Early in the acute stage of secondary dengue infections, there is rapid activation of the complement system. Shortly before or during shock, blood levels of soluble tumor necrosis factor receptor, interferon-γ, and interleukin-2 are elevated. C1q, C3, C4, C5-C8, and C3 proactivators are depressed, and C3 catabolic rates are elevated. Circulating viral nonstructural protein 1 (NS1) is a viral toxin that activates myeloid cells to release cytokines by attaching to toll receptor 4. It also contributes to increased vascular permeability by activating complement, interacting with and damaging endothelial cells, and interacting with blood clotting factors and platelets. The mechanism of bleeding in dengue hemorrhagic fever is not known, but a mild degree of disseminated intravascular coagulopathy, liver damage, and thrombocytopenia may operate synergistically. Capillary damage allows fluid, electrolytes, small proteins, and, in some instances, red blood cells to leak into extravascular spaces. This internal redistribution of fluid, together with deficits caused by fasting, thirsting, and vomiting, results in hemoconcentration, hypovolemia, increased cardiac work, tissue hypoxia, metabolic acidosis, and hyponatremia.

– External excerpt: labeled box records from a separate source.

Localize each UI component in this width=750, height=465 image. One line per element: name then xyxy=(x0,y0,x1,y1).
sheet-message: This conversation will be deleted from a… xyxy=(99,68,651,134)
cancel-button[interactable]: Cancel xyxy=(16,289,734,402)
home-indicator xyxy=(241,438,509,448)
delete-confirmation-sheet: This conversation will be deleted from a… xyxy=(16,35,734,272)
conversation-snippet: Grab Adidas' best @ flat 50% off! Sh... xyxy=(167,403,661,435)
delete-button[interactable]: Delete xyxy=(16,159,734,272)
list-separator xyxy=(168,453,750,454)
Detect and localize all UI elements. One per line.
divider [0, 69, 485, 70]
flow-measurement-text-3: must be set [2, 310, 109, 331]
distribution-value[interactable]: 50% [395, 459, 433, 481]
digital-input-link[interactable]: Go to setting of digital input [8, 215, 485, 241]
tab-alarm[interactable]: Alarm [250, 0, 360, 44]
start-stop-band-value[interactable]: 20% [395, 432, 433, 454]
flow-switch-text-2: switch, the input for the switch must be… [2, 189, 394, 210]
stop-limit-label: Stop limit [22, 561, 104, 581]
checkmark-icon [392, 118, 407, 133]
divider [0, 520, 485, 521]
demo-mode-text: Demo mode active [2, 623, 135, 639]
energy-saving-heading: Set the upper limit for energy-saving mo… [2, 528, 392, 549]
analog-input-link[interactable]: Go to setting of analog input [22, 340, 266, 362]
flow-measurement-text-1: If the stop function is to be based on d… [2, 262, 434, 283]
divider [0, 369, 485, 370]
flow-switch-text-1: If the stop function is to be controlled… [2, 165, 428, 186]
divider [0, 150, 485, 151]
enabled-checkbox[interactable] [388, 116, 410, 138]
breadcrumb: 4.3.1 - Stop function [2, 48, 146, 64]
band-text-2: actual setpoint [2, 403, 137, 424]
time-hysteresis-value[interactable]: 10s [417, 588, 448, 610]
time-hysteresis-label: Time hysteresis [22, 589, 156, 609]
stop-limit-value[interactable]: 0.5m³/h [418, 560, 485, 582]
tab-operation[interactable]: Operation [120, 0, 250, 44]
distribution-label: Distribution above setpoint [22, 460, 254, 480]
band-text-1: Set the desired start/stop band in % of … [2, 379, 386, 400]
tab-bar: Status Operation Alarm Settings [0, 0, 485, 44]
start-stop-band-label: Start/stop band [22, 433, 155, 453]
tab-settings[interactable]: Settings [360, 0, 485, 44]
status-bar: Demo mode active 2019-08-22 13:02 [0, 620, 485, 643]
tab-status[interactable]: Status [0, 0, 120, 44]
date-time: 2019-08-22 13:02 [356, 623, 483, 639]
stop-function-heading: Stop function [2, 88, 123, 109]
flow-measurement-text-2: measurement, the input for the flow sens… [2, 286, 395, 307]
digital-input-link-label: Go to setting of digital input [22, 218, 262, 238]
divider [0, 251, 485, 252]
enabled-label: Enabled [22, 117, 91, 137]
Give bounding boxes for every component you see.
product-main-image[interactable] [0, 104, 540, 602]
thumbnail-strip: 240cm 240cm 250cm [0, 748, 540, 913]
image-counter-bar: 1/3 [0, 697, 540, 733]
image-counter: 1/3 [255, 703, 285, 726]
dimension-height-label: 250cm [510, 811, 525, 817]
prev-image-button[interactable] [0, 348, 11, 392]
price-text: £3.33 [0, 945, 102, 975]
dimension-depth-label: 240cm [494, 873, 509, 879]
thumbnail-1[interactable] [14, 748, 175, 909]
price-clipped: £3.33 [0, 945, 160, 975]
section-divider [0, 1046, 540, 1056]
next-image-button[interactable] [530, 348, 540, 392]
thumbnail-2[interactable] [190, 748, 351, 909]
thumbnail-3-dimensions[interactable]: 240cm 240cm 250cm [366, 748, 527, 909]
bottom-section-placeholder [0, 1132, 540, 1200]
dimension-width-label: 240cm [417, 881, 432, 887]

Usually no pathologic lesions are found to account for death. In rare instances, death may be a result of gastrointestinal or intracranial hemorrhages. Minimal to moderate hemorrhages are seen in the upper gastrointestinal tract, and petechial hemorrhages are common in the interventricular septum of the heart, on the pericardium, and on the subserosal surfaces of major viscera. Focal hemorrhages are occasionally seen in the lungs, liver, adrenals, and subarachnoid space. The liver is usually enlarged, often with fatty changes. Yellow, watery, and at times blood-tinged effusions are present in serous cavities in approximately 75% of patients at autopsy.

Dengue virus is frequently absent in tissues at the time of death; viral antigens or RNA have been localized to hepatocytes and macrophages in the liver, spleen, lung, and lymphatic tissues.